(Refleksi 4 hari jelang HUT ke-80 Kemerdekaan RI)_
MS.Tjik.NG
*Bismillahirrahmanirrahim*
1.Pendahuluan
Kunjungan Wakil Presiden Republik Indonesia ke-10, Gibran Rakabuming Raka, ke kediaman Wakil Presiden ke-6, Jenderal (Purn.) Try Sutrisno pada 13 Agustus 2025 bukan sekadar agenda silaturahmi biasa.
Di tengah dinamika politik nasional yang menghangat pasca perdebatan publik seputar isu pemakzulan dan kritik dari sejumlah purnawirawan, pertemuan ini mengandung dimensi simbolik, historis, dan politis yang patut dibaca secara cermat.
Menurut pandangan politikus senior Akbar Tandjung, “Dalam politik, simbol kadang lebih kuat dari kata-kata. Pertemuan antar tokoh nasional di tengah suasana panas bisa menjadi pendingin suhu politik atau justru penanda babak baru.”
2.Konteks Historis
Try Sutrisno adalah figur penting dalam sejarah militer dan politik Indonesia.

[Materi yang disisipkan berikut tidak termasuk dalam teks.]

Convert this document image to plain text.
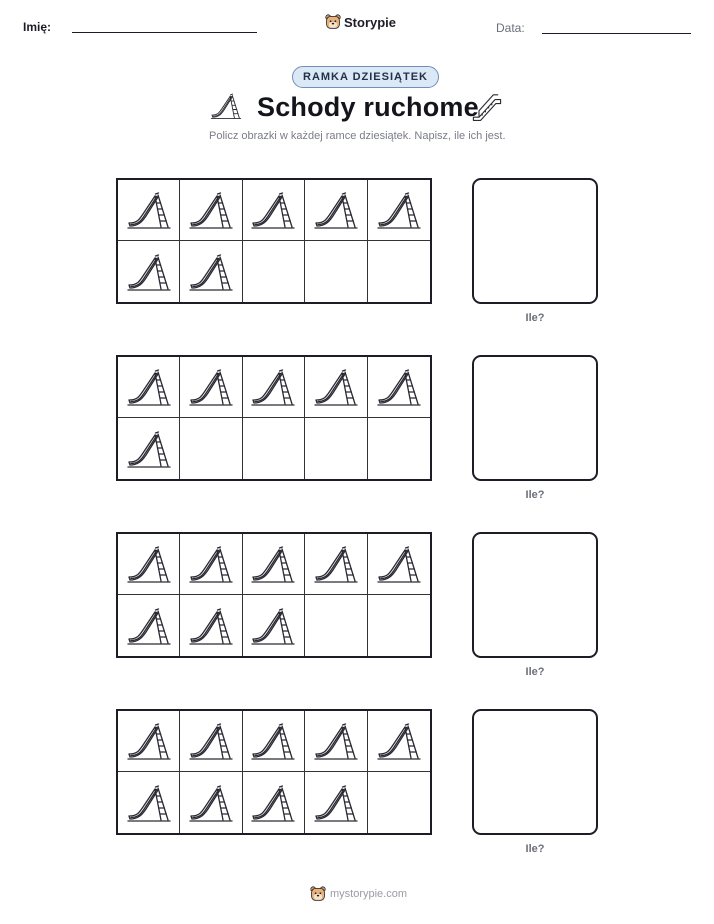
Imię:	Storypie	Data:
RAMKA DZIESIĄTEK
Schody ruchome
Policz obrazki w każdej ramce dziesiątek. Napisz, ile ich jest.
Ile?
Ile?
Ile?
Ile?
mystorypie.com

Menjabat sebagai Panglima ABRI (1988–1993) dan Wakil Presiden (1993–1998), ia dikenal tegas terhadap ancaman disintegrasi.

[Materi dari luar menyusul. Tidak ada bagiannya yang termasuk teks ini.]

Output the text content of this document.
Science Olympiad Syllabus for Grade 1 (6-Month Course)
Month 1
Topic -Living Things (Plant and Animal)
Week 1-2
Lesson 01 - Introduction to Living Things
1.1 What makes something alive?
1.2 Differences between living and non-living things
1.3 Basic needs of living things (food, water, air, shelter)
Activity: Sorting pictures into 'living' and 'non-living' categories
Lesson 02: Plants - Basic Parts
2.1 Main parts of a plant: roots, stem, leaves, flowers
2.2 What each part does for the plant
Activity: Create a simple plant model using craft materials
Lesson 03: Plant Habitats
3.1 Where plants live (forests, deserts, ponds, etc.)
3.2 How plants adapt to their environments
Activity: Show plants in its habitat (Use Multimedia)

Sementara Gibran adalah representasi generasi milenial yang masuk ke panggung nasional melalui jalur eksekutif, membawa gaya komunikasi yang berbeda, namun tetap beroperasi dalam lanskap politik yang sarat warisan masa lalu.

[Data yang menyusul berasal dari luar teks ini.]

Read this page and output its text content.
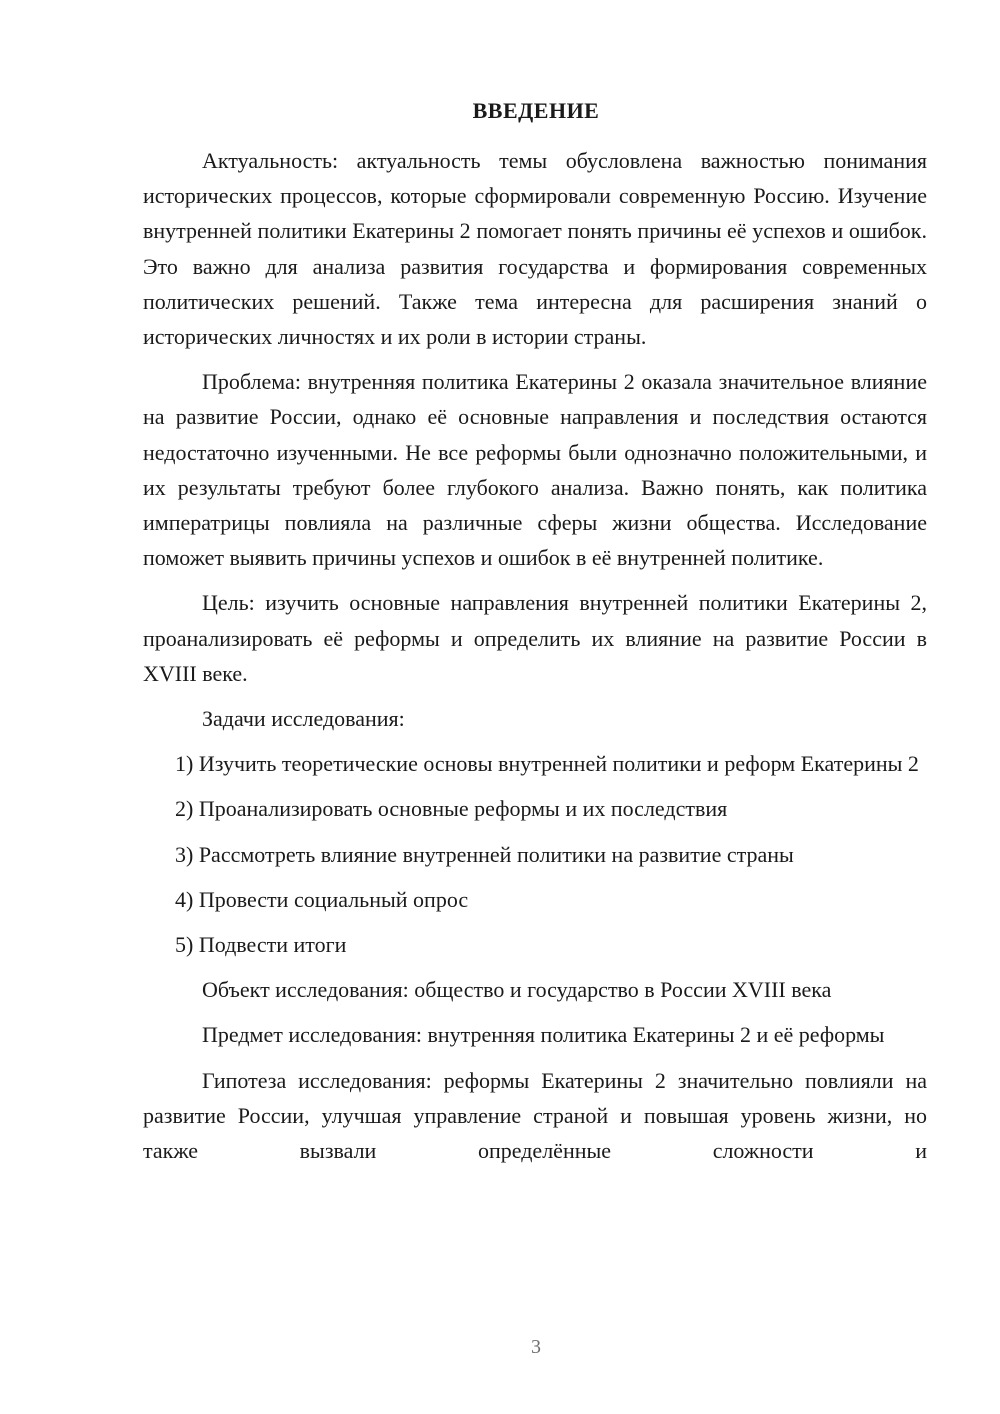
ВВЕДЕНИЕ

Актуальность: актуальность темы обусловлена важностью понимания исторических процессов, которые сформировали современную Россию. Изучение внутренней политики Екатерины 2 помогает понять причины её успехов и ошибок. Это важно для анализа развития государства и формирования современных политических решений. Также тема интересна для расширения знаний о исторических личностях и их роли в истории страны.

Проблема: внутренняя политика Екатерины 2 оказала значительное влияние на развитие России, однако её основные направления и последствия остаются недостаточно изученными. Не все реформы были однозначно положительными, и их результаты требуют более глубокого анализа. Важно понять, как политика императрицы повлияла на различные сферы жизни общества. Исследование поможет выявить причины успехов и ошибок в её внутренней политике.

Цель: изучить основные направления внутренней политики Екатерины 2, проанализировать её реформы и определить их влияние на развитие России в XVIII веке.

Задачи исследования:

1) Изучить теоретические основы внутренней политики и реформ Екатерины 2

2) Проанализировать основные реформы и их последствия

3) Рассмотреть влияние внутренней политики на развитие страны

4) Провести социальный опрос

5) Подвести итоги

Объект исследования: общество и государство в России XVIII века

Предмет исследования: внутренняя политика Екатерины 2 и её реформы

Гипотеза исследования: реформы Екатерины 2 значительно повлияли на развитие России, улучшая управление страной и повышая уровень жизни, но также вызвали определённые сложности и

3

Pertemuan antara generasi ’45 (Try) dan generasi digital (Gibran) menciptakan ruang dialog antar-era mengingatkan pada konsep continuity and change dalam teori politik (Hague & Harrop, 2007).
3.Dimensi Simbolik
Silaturahmi di kediaman Try Sutrisno memiliki pesan simbolik ganda:
Pesan Rekonsiliasi: Menunjukkan keterbukaan komunikasi lintas generasi dan lintas pandangan politik.
Pesan Stabilitas: Mengisyaratkan bahwa Gibran ingin mengakomodasi suara purnawirawan TNI yang selama ini kritis.
Pesan Persatuan: Mengingatkan publik pada nilai kebersamaan, sebagaimana disampaikan Bung Karno: “Persatuan adalah syarat mutlak untuk mencapai cita-cita besar.”
-888-
Dalam politik simbolik, seperti dijelaskan Clifford Geertz (1973), “simbol adalah sarana yang menyalurkan makna kolektif,” dan pertemuan ini dapat dibaca sebagai upaya mengirimkan sinyal kolektif kepada rakyat.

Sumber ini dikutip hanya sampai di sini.